Sometimes I'm not sure if they know I'm joking.
My only hope is that at the point of my departure that I'm not so terribly different from the person I was when I went in. My biggest fear is that the bitterness, the power, the necessary hostility, and the lack of ability to trust won't be so easily shaken. I don't want to be the person I am between the hours of 7:00am and 3:00pm, office hours included.
I wish I could just be Charlie.
To be able to walk into a room of thirty some people and just be nice and pleasant. Trusting and unreserved.
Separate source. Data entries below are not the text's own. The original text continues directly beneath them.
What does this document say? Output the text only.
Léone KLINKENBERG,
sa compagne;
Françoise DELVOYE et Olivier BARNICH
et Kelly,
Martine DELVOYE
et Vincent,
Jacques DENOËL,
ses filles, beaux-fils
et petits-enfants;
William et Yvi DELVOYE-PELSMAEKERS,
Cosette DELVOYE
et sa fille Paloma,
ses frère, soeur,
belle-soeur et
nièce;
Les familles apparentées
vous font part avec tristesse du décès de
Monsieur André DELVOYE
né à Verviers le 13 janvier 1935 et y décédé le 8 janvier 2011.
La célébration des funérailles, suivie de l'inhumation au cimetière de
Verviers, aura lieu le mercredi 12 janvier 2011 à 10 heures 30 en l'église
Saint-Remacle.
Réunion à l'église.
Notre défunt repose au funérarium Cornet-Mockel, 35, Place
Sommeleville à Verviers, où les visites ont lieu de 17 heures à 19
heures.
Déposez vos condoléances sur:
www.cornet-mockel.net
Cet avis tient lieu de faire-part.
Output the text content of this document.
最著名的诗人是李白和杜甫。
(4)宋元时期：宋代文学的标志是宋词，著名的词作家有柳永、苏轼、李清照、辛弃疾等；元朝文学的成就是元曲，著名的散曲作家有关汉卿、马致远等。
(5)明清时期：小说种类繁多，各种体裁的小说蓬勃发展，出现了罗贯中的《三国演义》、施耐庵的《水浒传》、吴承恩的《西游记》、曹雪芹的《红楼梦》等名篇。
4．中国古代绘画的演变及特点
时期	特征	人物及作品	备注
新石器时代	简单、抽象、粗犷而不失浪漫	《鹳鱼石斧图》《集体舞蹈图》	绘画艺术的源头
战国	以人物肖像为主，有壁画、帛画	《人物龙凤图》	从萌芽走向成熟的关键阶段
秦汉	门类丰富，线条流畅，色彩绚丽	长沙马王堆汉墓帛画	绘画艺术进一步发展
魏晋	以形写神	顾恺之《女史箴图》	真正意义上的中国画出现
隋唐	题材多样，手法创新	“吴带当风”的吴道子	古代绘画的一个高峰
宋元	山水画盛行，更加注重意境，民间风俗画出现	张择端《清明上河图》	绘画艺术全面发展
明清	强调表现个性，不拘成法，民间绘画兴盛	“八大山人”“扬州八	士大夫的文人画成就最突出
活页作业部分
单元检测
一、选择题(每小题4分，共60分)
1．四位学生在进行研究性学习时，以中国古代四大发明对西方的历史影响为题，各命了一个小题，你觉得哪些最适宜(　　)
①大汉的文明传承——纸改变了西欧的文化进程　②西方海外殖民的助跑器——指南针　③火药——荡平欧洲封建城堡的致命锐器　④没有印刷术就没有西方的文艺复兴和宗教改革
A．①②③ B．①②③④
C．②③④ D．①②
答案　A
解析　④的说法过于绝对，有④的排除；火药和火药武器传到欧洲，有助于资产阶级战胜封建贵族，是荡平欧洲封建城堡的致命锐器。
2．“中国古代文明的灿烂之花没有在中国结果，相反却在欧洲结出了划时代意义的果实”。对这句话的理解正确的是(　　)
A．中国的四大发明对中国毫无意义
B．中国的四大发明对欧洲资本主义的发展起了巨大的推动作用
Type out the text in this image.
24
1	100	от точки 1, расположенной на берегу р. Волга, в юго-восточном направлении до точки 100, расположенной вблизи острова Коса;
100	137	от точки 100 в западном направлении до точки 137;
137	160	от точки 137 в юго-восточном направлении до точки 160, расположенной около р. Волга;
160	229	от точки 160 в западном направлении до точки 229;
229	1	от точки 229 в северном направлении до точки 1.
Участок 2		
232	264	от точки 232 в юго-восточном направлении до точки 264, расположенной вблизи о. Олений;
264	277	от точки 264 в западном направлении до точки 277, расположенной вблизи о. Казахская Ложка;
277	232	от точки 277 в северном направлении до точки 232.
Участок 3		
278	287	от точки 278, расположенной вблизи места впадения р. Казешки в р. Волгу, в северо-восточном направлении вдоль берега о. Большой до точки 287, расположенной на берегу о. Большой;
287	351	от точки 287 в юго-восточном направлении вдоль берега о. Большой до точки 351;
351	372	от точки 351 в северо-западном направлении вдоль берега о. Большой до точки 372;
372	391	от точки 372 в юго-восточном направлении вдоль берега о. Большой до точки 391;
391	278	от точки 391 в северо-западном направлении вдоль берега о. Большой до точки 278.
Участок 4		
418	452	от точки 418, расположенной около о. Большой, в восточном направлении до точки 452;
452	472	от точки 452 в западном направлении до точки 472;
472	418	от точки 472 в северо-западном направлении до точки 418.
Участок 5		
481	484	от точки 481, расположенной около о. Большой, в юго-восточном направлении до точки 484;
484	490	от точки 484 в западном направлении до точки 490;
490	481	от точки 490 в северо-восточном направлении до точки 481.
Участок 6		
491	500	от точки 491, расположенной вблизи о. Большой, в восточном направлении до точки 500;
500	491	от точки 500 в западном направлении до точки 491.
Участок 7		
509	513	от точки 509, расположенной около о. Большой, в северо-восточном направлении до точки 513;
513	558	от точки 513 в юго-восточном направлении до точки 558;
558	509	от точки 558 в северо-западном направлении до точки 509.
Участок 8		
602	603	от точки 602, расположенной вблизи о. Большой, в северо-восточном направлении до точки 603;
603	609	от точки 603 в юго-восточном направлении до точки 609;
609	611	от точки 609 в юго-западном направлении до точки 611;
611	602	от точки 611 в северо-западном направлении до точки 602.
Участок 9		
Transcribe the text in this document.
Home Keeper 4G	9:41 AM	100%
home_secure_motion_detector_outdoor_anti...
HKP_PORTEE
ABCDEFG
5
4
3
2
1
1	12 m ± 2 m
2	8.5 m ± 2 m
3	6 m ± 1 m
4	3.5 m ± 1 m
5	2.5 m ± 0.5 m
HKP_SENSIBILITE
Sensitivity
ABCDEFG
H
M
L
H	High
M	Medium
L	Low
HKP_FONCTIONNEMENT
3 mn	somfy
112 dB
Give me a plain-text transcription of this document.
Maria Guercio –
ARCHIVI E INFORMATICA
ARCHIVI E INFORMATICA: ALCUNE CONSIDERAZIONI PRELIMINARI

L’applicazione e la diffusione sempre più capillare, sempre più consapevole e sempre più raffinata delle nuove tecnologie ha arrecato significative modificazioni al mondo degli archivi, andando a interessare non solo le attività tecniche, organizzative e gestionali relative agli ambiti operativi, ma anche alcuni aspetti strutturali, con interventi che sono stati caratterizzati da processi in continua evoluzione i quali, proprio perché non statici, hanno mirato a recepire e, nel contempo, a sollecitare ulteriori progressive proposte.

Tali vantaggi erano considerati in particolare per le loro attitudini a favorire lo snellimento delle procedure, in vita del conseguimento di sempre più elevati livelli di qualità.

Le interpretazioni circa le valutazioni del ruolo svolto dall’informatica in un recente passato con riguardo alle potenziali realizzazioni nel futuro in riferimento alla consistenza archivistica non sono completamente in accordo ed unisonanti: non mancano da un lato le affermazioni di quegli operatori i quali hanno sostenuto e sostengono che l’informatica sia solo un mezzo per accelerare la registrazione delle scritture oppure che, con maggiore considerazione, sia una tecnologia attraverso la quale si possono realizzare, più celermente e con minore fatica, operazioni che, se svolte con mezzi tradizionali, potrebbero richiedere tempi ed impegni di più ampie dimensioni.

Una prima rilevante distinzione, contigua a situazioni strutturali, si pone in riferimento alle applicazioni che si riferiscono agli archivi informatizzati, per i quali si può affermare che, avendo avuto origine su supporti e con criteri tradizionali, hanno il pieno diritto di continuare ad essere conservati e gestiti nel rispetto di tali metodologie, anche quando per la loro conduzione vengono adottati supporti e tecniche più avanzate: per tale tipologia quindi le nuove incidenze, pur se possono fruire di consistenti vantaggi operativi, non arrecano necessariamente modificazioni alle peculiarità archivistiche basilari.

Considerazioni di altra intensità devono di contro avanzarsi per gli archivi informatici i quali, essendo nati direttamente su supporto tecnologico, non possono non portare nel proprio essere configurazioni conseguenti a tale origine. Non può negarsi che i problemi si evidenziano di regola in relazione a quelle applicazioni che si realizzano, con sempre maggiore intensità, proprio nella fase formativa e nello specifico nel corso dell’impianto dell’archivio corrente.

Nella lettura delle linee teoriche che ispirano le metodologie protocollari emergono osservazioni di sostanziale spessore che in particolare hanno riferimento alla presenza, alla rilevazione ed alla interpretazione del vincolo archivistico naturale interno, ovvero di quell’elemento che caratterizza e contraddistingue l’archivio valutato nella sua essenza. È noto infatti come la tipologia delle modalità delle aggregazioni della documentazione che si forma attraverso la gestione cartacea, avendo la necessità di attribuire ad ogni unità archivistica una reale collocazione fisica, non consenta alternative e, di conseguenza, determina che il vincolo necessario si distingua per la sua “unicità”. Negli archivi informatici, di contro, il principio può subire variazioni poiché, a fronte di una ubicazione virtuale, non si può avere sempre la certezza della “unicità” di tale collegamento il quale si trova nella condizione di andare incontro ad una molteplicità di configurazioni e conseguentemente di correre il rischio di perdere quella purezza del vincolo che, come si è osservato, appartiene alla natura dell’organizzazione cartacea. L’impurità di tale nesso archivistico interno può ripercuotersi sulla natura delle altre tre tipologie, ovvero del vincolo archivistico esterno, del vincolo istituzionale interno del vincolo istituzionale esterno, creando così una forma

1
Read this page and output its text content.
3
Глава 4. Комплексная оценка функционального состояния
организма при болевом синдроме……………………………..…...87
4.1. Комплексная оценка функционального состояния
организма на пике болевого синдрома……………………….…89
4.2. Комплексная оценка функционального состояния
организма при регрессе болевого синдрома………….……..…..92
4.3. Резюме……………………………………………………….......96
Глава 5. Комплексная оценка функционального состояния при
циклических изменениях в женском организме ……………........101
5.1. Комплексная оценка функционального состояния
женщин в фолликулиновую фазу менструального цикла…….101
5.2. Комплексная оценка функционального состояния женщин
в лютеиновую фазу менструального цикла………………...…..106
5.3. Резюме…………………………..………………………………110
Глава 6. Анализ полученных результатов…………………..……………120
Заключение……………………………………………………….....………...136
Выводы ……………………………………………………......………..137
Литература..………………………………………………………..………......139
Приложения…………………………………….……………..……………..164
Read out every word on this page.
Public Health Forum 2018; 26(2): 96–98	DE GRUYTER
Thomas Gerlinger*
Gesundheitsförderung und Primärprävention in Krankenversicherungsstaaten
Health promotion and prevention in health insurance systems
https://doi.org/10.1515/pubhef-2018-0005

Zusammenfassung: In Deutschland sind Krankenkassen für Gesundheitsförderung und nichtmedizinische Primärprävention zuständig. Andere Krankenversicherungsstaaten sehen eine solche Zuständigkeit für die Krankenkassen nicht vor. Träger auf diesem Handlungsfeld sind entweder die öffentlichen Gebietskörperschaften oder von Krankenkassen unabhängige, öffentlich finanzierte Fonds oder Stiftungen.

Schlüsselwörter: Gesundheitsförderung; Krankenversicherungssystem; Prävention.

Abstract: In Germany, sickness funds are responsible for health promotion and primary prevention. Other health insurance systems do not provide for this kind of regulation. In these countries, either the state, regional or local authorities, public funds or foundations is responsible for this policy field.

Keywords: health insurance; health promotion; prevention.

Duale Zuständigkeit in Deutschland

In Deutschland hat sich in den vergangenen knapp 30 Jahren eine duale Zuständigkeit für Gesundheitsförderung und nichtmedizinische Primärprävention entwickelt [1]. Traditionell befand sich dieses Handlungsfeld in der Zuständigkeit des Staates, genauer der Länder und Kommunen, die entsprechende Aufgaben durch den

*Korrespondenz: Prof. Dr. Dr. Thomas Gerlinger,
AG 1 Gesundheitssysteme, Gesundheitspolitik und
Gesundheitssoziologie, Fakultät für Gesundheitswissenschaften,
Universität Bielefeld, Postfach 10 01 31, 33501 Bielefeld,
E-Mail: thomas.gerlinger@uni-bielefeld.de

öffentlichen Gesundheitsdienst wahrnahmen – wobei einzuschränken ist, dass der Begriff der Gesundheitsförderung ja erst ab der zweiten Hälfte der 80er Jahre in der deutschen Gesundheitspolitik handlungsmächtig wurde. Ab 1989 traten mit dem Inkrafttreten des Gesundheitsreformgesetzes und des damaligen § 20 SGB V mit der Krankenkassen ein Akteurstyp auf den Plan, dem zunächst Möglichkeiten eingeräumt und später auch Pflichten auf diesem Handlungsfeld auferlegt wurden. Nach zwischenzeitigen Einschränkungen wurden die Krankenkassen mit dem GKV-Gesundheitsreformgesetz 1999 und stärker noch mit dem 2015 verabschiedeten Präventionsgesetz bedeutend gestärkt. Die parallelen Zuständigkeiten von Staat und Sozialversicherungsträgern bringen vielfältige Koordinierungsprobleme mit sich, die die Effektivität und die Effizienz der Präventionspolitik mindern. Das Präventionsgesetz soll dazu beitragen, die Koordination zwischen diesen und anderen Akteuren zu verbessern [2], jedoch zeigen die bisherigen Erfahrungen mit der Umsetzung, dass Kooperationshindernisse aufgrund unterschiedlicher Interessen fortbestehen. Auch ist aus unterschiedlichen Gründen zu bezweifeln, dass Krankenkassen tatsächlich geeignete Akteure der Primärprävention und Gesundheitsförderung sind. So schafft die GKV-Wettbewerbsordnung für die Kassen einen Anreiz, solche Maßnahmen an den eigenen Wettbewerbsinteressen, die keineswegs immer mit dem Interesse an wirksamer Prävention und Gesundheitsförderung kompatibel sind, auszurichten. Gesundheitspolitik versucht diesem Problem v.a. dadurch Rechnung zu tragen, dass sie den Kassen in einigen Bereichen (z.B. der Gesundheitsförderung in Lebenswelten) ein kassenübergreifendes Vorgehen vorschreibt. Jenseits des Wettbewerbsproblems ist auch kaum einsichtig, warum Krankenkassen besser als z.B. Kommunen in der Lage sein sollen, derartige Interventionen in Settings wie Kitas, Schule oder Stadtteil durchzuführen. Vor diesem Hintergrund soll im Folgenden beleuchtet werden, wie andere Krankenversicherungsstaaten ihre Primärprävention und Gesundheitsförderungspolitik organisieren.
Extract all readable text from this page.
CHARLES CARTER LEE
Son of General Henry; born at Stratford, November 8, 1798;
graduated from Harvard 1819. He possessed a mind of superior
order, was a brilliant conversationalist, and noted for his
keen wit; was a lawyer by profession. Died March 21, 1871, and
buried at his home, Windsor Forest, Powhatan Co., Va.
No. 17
Without any responsibility of detentions or moral, ethical, or cognitive formation; to not have any say in how colleges will evaluate the other person. In short, I'd rather not have students.
But still, with eighteen weeks to go, when I think real hard, I can still realize that they're all okay. Even the jerks and rude ones are all right. They're just people trying the best they can, and when they're rude it's because they don't have much power over their own lives. And they're trapped in a school, just like me. But remembering that is getting harder - like those last moments of sobriety, when if you concentrate as hard as you can, you can still convince yourself that maybe you're not drunk after all.